A Three-Dimensional Animation Character Dance Movement Model Based on the Edge Distance Random Matrix

Abstract

In this paper, we use the edge distance random matrix method to analyze and study the dance movements of 3D animation characters and design a 3D animation character dance movement model. Firstly, each dance movement video in the dataset is divided into equal parts, while the segmented videos are subjected to the operation of accumulating edge features separately, and the edge features in all video images within each segment are accumulated into one image, and the directional gradient histogram features are extracted from them. Finally, a set of directional gradient histogram features are used to represent the local appearance and shape of the video dance movement.
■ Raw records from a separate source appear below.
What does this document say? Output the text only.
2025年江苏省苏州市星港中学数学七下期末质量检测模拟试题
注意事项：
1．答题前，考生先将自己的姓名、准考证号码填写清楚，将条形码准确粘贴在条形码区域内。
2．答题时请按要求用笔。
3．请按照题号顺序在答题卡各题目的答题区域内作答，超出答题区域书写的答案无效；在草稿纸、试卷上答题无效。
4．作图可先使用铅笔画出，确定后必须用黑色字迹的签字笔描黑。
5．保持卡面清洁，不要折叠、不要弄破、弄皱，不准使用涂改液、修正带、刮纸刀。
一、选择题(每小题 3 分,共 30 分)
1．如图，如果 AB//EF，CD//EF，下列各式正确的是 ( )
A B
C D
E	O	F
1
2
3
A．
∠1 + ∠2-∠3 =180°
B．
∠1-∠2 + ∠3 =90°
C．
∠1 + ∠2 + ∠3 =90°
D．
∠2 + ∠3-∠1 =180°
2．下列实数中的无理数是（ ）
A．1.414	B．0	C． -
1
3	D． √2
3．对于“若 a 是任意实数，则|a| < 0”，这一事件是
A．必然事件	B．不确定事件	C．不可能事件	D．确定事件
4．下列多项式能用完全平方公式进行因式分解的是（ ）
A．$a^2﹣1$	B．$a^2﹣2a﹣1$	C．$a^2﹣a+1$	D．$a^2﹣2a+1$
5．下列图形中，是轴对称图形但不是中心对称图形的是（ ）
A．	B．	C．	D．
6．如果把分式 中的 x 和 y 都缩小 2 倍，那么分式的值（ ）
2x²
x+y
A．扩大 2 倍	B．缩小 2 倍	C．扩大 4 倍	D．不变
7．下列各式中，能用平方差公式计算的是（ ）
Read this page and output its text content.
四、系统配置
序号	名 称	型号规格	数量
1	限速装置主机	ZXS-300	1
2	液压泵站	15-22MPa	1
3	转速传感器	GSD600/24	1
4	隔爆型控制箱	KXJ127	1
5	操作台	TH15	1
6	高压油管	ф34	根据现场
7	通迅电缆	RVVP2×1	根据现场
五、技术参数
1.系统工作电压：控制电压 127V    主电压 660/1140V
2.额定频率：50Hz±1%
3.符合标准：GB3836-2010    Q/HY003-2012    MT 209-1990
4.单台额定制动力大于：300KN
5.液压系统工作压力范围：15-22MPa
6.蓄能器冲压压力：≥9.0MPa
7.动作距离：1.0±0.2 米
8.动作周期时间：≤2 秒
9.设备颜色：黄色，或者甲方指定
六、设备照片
The reconstructed human movements are obtained mainly by fitting the 3D human coordinates in the image space using the human model and the estimated depth coordinates, which are currently more mature and are chosen from existing techniques. In other combinations, the performance of the method in this paper is better than the recognition results of the benchmark method, especially when the similarities of dance movements in the towel flower combination and the piece flower combination are too high. In response to the problem of the reconstructed action appearing to have ground penetration, slipping, and floating feet, a method is proposed to optimize the fitting human model foot problem according to the foot touching the ground. The experimental results show that the method can replace the traditional motion capture method to a certain extent, simplify the use of motion capture, and reduce the cost of motion capture. In the model deformation stage, to reduce the deformation quality problem during the model motion and improve the efficiency of weight calculation, a model deformation method combining double quaternions and bounded double tuning and weights are given. The static 3D model is tetrahedralization, and then the skeletal control points of the model are set and the weight of each skeletal segment to the model is calculated; next, the 3D model is mixed and bound with the skeletal data using the dual quaternion skinning algorithm; finally, the static 3D model motion is driven by the skeletal data. Experiments demonstrate that the method results in better deformation of the 3D model during rotation.